Design your systems as if they’re already on fire

You’re walking everyone through the postmortem for last night’s outage. You’ve described the issue, you’ve detailed the root cause and remediation, and the team is about to talk through lessons learned and action items.

Someone (probably your manager) asks, “How can we make sure this never happens again?”

Pause here before you respond. There are, at a minimum, two ways to interpret this question:

The literal interpretation – How can we prevent this specific failure from reoccurring?
The pessimistic interpretation – How can we prevent the impact of this failure from reoccurring?

Each interpretation requires a different answer and approach.

The literal interpretation is what I would call the “TSA Strategy”. You’ll be front-loading all your counter-measures in an attempt at preventing the the very specific failure that’s just occurred from reoccurring. It’s a rigid approach that doesn’t adapt easily and tends to sprawl, but it may pacify some questioners. “No one will bring a shoe bomb through security ever again! Or at least very rarely!”

The pessimistic interpretation is more in line with the “NASA Strategy”. It assumes some level of failure instead of trying to achieve 100% prevention. You’ll be implementing counter-measures that are more focused on recovery than prevention. Because of that, this approach is adaptable to many different situations, but it may make people uncomfortable. “The rocket engine may stall, but it recovers quickly.”

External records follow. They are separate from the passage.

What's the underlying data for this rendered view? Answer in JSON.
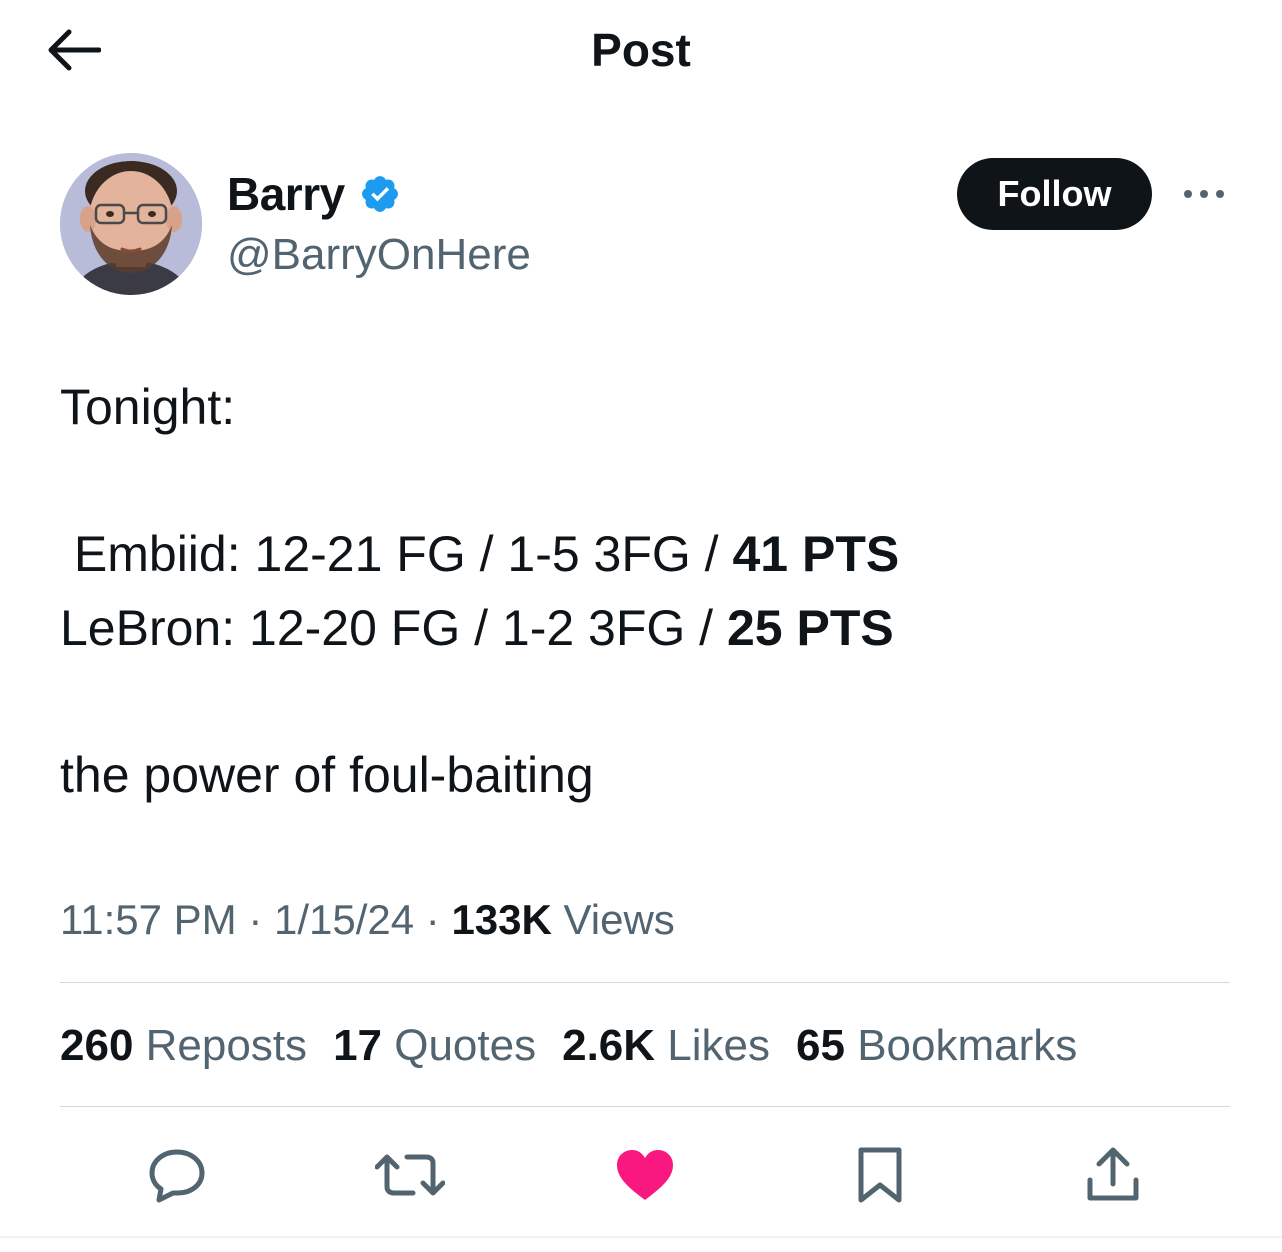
{
  "header": {
    "title": "Post",
    "back_icon": "arrow-left-icon"
  },
  "author": {
    "name": "Barry",
    "handle": "@BarryOnHere",
    "verified": true,
    "verified_color": "#1d9bf0",
    "follow_label": "Follow"
  },
  "tweet": {
    "line1": "Tonight:",
    "line2_prefix": " Embiid: 12-21 FG / 1-5 3FG / ",
    "line2_bold": "41 PTS",
    "line3_prefix": "LeBron: 12-20 FG / 1-2 3FG / ",
    "line3_bold": "25 PTS",
    "line4": "the power of foul-baiting"
  },
  "meta": {
    "time": "11:57 PM",
    "separator": " · ",
    "date": "1/15/24",
    "views_count": "133K",
    "views_label": " Views"
  },
  "stats": {
    "reposts_count": "260",
    "reposts_label": " Reposts",
    "quotes_count": "17",
    "quotes_label": " Quotes",
    "likes_count": "2.6K",
    "likes_label": " Likes",
    "bookmarks_count": "65",
    "bookmarks_label": " Bookmarks"
  },
  "actions": {
    "reply_icon": "reply-icon",
    "repost_icon": "repost-icon",
    "like_icon": "heart-icon",
    "like_color": "#f91880",
    "bookmark_icon": "bookmark-icon",
    "share_icon": "share-icon"
  }
}
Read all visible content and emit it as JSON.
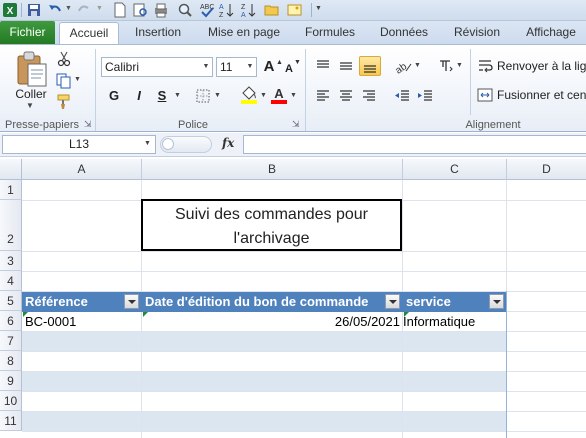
{
  "ribbon_tabs": {
    "file": "Fichier",
    "home": "Accueil",
    "insert": "Insertion",
    "layout": "Mise en page",
    "formulas": "Formules",
    "data": "Données",
    "review": "Révision",
    "view": "Affichage"
  },
  "clipboard": {
    "paste_label": "Coller",
    "group_label": "Presse-papiers"
  },
  "font": {
    "name": "Calibri",
    "size": "11",
    "bold": "G",
    "italic": "I",
    "underline": "S",
    "grow": "A",
    "shrink": "A",
    "fill_color": "#ffff00",
    "font_color": "#ff0000",
    "group_label": "Police"
  },
  "alignment": {
    "wrap_text": "Renvoyer à la ligne",
    "merge_center": "Fusionner et centrer",
    "group_label": "Alignement"
  },
  "formula_bar": {
    "name_box": "L13",
    "fx": "fx",
    "value": ""
  },
  "sheet": {
    "columns": [
      "A",
      "B",
      "C",
      "D"
    ],
    "rows": [
      "1",
      "2",
      "3",
      "4",
      "5",
      "6",
      "7",
      "8",
      "9",
      "10",
      "11"
    ],
    "title_line1": "Suivi des commandes pour",
    "title_line2": "l'archivage",
    "headers": {
      "a": "Référence",
      "b": "Date d'édition du bon de commande",
      "c": "service"
    },
    "row6": {
      "a": "BC-0001",
      "b": "26/05/2021",
      "c": "Informatique"
    }
  },
  "colors": {
    "table_header": "#4f81bd",
    "band": "#dce6f1",
    "file_tab": "#2e8b2e"
  }
}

These approaches also focus on different metrics. The literal interpretation should track mean time between failures (MTBF). In turn, the pessimistic interpretation should track mean time to recovery (MTTR).

Which interpretation are you going with?

If you’re an NT4 sysadmin in 1997, option 1 all the way! The systems you manage may be large, but they’re not necessarily that complex. Server clustering tech is fairly new, so you’re likely not running any clusters, and your network probably isn’t even connected to the internet. There’s a technological limit to how complex your systems can be.

If you’re an engineer trying to manage cloud-scale infrastructure and applications in 2017, the literal interpretation of your co-worker’s question simply doesn’t work. The systems you manage are too complex to keep piling on preventative measures, you’ll never be able to wrap your arms around it all. There are too many variables to account for.

So you need to be pessimistic. You need to assume that anything and everything can and will fail. Get comfortable with that idea and change your approach to failure.

Pre-requisites

First, you need to work on building an organizational, or at a minimum, a team consensus that trying to prevent all failure in your systems is insane. Trying to do this all on your lonesome will be crazy-making. So start the internal sales-pitch as quick as you can.

Second, identify what the “impact” of a system or component failure means. Does it mean 404s for the end-user? Missing transactions? Data loss? What is it you are actually trying to prevent?

Third, you need better visibility into your systems and applications than you likely already have, because the required toolsets have only recently become available (unless you work somewhere that is big enough that you’ve built your own tooling for this). Products like New Relic Insights and Honeycomb are purpose-built for the analysis of complex systems.

Traditional logging and metrics only track the failure conditions you know about. The newer generation of tooling is built around data discovery and anomaly detection, helping you find patterns you wouldn’t have seen otherwise and build mitigating controls and automated adaptations.

Fourth, if you’re not already comfortable with automation (and coding), you need to get there. The infrastructure of complex systems needs to monitor itself and self-heal, but it also needs to be somewhat aware of the applications that are running on-top of it so that it can help them self-heal as well. You likely won’t be able to achieve this fully with only the parts that come in the box.

Now that you’ve at least got these things in flight…

An example

If you’ve shifted your thinking from “How do we prevent a 404 from ever occurring?” to “How should the system respond when it begins to detect 404s?”, you’re on the right track. Let’s keep going with this simple scenario.

Maybe your system steers users to healthy nodes where 404s aren’t occurring and spins up replacement capacity.
Maybe the system detects something downstream is overloaded so it throttles API calls while the downstream component recovers.
Maybe the system knows the last version of code deployed wasn’t generating 404s, so it rolls back to that version and sends an alert.
Maybe the system sheds load until it recovers as a whole.

As your org matures in this approach, it might make sense to leverage chaos engineering and intentionally introduce failures into your systems to observe how the system reacts and build preventative and reactive controls to address what you find. “Do we get 404s if we take this service offline? No? Well, it’s the core Nginx router, so that’s weird.”

Note that some of these failure responses are just extensions of traditional prevention tactics. And, to be clear, preventative measures are still needed, they’ve just become more foundational. There should be a base-level of redundancy, but not a never-ending tower of it, which is what most legacy IT departments are currently trying to manage.

There’s a tipping point in systems complexity where reactive measures are a lot more practical and effective than prevention. This has always been true, it’s just that cloud-scale has forced people to actually acknowledge it.